Once it emerges from bankruptcy, Mattress Firm will continue to operate some 2,600 stores nationwide. It shuttered more than 600 stores during its bankruptcy, according to a list compiled by the real estate firm A&G Realty Partners, which was tapped to handle its retail leases. That number could climb above 700 in the coming weeks.
This has been one of the faster bankruptcy reorganizations for a retailer this year. Claire's took six months to complete the process and The Walking Co. exited bankruptcy after four months, Retail Dive reports. It puts Mattress Firm in position for the holiday shopping season, which generally starts with a bang on Black Friday.
Once out of bankruptcy, Mattress Firm's bondholders will own 49% of the company going forward, with the embattled parent company Steinhoff International Holdings still owning a majority stake and controlling interest, the Wall Street Journal reports. On top of the shuttered stores, the retailer also amended more than 1,000 leases at other locations and resolved more than 50 objections in the courts. Another 500 stores “remain subject to negotiation,” the WSJ reported.
These renegotiated leases came after Stagner gave landlords a stark ultimatum last month: agree to new terms or face closure.
“I want to be clear that we are only asking for what we need and have no wiggle room for negotiations,” Stagner said on a conference call with its landlords. “Unfortunately, without concessions, we will have to close more stores."
While an exit from bankruptcy shores up Mattress Firm's immediate financial issues, problems that will continue to haunt the retailer remain.
For one, the shrinking of Mattress Firm's footprint means some $380M in bedding revenue is now in play for competitors, Furniture Today reports. That number represents the average sales per store under the premise that it would close 700 stores in bankruptcy.
Even if Mattress Firm managed to recapture half the business at its nearby stores — many of its locations are in tight clusters — that could still mean nearly $200M in potential sales up for grabs by competitors, according to Furniture Today.

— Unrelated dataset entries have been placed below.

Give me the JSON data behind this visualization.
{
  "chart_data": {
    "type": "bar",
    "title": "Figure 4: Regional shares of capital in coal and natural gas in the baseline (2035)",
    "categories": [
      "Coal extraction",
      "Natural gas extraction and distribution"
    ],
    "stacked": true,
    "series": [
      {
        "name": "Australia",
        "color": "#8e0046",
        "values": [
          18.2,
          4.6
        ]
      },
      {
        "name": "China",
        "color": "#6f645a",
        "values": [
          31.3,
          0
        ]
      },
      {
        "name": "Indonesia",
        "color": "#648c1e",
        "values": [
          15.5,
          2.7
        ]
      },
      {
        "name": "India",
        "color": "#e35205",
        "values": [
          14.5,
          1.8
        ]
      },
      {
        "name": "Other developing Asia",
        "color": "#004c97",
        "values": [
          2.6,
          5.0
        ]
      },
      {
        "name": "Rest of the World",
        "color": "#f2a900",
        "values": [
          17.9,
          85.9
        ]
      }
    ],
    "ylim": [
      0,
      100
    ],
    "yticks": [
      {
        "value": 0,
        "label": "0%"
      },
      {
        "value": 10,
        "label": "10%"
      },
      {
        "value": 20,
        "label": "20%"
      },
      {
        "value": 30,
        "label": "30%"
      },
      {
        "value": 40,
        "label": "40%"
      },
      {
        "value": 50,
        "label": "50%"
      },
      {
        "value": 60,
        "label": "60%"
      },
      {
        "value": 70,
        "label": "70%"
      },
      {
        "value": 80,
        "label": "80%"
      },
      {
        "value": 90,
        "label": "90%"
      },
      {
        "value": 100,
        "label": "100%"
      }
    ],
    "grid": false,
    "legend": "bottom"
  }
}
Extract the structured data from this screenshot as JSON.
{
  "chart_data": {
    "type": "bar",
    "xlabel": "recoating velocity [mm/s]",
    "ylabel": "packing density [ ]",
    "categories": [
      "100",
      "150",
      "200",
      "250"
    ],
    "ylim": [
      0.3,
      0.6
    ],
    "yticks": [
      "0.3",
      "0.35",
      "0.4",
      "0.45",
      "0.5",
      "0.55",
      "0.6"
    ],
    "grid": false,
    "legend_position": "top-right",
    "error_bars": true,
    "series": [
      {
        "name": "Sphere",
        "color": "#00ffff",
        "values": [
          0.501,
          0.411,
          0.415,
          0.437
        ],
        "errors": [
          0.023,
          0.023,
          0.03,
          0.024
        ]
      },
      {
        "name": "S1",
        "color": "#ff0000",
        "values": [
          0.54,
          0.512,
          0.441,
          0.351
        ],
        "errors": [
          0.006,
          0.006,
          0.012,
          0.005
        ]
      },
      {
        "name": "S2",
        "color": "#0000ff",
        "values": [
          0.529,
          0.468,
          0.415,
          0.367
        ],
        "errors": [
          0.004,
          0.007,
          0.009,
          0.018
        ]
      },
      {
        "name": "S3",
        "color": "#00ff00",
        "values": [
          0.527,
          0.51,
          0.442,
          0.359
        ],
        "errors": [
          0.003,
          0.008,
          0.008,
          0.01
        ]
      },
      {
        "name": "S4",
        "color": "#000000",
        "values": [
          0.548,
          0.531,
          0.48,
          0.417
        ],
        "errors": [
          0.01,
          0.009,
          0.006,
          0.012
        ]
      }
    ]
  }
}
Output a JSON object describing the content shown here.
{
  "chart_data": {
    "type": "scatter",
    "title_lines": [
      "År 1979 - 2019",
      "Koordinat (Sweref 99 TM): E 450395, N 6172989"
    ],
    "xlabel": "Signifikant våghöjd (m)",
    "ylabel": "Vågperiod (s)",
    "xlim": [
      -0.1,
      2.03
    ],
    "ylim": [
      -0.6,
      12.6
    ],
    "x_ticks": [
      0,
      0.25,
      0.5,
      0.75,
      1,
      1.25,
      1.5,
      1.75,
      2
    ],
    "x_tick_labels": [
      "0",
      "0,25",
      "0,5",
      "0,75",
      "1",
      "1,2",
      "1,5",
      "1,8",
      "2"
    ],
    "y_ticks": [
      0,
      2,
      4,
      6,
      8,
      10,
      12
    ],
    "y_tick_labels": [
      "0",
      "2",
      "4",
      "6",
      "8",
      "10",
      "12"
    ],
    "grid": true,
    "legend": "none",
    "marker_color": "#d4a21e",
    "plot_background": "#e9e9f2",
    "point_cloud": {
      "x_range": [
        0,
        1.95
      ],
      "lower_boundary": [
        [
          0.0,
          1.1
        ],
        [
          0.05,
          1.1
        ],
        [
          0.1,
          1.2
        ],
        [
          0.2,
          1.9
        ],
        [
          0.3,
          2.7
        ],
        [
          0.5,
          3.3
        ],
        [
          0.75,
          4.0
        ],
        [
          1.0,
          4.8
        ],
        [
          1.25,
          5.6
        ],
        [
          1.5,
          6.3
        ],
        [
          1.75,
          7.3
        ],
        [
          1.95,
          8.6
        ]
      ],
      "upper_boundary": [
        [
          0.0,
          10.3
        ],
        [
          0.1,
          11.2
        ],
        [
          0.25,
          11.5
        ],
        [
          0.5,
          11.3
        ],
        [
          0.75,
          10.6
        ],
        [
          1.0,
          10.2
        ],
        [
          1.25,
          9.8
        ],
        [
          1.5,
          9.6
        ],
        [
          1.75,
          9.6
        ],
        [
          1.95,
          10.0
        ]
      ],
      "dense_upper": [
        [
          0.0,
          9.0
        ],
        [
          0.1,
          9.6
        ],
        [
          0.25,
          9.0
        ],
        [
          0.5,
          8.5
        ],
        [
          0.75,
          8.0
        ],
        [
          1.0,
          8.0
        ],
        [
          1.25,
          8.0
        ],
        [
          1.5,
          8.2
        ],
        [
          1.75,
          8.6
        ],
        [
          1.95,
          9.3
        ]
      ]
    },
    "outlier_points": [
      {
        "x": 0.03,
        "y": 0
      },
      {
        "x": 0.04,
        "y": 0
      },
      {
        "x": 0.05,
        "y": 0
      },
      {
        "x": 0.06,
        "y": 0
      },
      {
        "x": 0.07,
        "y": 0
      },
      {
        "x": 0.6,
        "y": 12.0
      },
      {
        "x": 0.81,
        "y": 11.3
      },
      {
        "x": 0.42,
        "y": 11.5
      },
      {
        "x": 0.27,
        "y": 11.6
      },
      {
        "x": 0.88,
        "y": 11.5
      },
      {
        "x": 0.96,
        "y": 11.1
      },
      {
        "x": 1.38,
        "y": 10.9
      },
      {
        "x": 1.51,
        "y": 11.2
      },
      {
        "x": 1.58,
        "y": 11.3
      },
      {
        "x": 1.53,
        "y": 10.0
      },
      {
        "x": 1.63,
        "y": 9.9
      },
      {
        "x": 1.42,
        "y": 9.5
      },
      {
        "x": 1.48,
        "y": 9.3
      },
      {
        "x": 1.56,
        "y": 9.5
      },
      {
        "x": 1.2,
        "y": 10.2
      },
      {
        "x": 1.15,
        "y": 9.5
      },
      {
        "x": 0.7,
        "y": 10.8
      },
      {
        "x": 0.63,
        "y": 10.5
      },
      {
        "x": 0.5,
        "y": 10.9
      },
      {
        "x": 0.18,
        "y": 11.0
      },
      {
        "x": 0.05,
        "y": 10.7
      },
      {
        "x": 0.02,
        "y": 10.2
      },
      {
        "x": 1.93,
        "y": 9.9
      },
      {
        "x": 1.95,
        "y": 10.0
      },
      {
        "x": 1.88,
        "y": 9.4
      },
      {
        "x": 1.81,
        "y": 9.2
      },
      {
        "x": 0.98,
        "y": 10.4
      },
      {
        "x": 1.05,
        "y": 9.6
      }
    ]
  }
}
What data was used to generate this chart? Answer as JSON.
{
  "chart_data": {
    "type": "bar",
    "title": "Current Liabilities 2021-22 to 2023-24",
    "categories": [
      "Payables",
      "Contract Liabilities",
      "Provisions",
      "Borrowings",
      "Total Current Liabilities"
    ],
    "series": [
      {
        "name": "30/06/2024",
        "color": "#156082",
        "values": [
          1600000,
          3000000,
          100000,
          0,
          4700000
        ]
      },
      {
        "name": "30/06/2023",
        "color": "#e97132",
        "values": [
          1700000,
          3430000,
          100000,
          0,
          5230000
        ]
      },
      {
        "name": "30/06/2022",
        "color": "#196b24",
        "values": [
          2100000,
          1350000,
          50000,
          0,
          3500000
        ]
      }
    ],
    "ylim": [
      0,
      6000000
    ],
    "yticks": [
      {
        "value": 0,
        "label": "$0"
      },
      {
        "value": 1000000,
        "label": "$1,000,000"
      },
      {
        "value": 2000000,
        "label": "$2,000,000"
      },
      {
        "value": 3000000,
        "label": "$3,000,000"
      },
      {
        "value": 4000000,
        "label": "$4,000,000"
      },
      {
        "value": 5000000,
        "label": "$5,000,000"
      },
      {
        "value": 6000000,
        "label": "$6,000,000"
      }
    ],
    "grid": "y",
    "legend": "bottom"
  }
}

It also remains to be seen what will result from Mattress Firm's ongoing lawsuit against two former in-house real estate executives and a former executive with Colliers International Atlanta, who the retailer accused of operating a kickback and bribery scheme by steering it toward high-priced real estate leases in exchange for gifts, cash and on-the-side investments.
The defendants, former Colliers broker Alex Deitch and former Mattress Firm executives Bruce Levy and Ryan Vinson, have denied the charges. Most recently, Deitch won approval from a judge in Houston to continue to pursue his own counterclaim against the company.
The other outstanding issue is with Mattress Firm's parent company, Steinhoff, and its ongoing accounting investigation that at one point wiped out as much as 95% of the company's market cap. Former CEO Markus Jooste remains under investigation by South African authorities, and PwC is expected to issue a final accounting forensic investigative report sometime before the end of the year.
Steinhoff is now under the leadership of Louis du Preez, who will have the task of addressing continued concerns by regulators and authorities in probes that could last years, fighting lawsuits over the accounting scandal and running a retail conglomerate that had to sell divisions and oversee Mattress Firm's bankruptcy, Bloomberg reported.